Today’s clear, impulsive break below last week’s 91.20 low reaffirms our major peak/reversal count discussed in 22-Jun’s Technical Blog and leaves 30-Jun’s 99.49 high in its wake as the latest smaller-degree corrective high this market is now minimally required to recoup to confirm a bullish divergence in momentum and stem the past month-and-a-half’s 43% meltdown.  Per such, this 99.49 high is considered our new short-term but key risk parameter from which both short- and longer-term traders are advised to rebase and manage the risk of a still-advised bearish policy and exposure.

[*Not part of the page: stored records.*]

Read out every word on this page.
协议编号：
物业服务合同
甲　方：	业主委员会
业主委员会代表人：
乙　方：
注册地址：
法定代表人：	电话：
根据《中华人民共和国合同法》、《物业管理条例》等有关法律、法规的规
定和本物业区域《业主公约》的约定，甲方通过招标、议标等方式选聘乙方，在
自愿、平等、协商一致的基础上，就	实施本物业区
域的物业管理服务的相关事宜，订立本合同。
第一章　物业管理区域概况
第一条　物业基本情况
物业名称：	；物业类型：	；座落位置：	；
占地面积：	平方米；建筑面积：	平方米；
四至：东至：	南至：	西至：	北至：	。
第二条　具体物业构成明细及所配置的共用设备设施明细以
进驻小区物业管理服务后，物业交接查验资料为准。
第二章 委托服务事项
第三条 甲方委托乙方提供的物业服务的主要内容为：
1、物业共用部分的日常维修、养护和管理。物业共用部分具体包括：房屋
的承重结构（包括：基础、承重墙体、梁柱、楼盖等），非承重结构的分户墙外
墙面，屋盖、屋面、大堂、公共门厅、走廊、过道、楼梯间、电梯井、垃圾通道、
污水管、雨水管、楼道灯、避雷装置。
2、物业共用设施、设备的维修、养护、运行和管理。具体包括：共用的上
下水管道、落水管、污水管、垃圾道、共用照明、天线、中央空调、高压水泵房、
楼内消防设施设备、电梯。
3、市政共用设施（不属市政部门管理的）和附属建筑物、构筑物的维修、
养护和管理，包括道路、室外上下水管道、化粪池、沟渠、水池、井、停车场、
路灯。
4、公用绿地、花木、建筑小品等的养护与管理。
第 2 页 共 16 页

On a broader scale, the daily (above) and weekly (below) log scale charts show the extent of the current meltdown that stemmed from the unique and compelling list of peak/reversal elements discussed since mid-Jun:

  • a bearish divergence in WEEKLY momentum
  • complete and massive 5-wave Elliott sequence up from Apr’20’s 48.35 low
  • historically frothy sentiment/contrary opinion levels
  • the market’s engagement and total rejection of the upper-quarter of its historical range shown in the monthly log chart below.

Indeed, it was this combination of a bearish divergence in weekly momentum amidst stratospheric levels in our RJO Bullish Sentiment Index of the hot Managed Money positions reportable to the CFTC that created the fertile ground for such a flush out as the overall market forced the capitulation of this long-&-wrong exposure that produced its highest level (100%!) ever recorded.  While we expect sharply lower levels when our RJO BSI is updated this Fri, this indicator has done its job in warning of a major peak and reversal.

Now that this shoe has dropped however, this market is only a bullish divergence in daily momentum away from arresting this initial A- or 1st-Wave down and exposing a corrective rebuttal that could be extensive in terms of both price and time.  Herein lies the importance of recent corrective highs and even short-term risk parameters like 99.49.  Until and unless the market recovers above such a level, further losses remain expected.

These issues considered, a bearish policy and exposure remain advised with a recovery above 99.49 required to stem the decline and warrant a move to the sidelines to circumvent the heights unknown of a corrective recovery that could be extensive.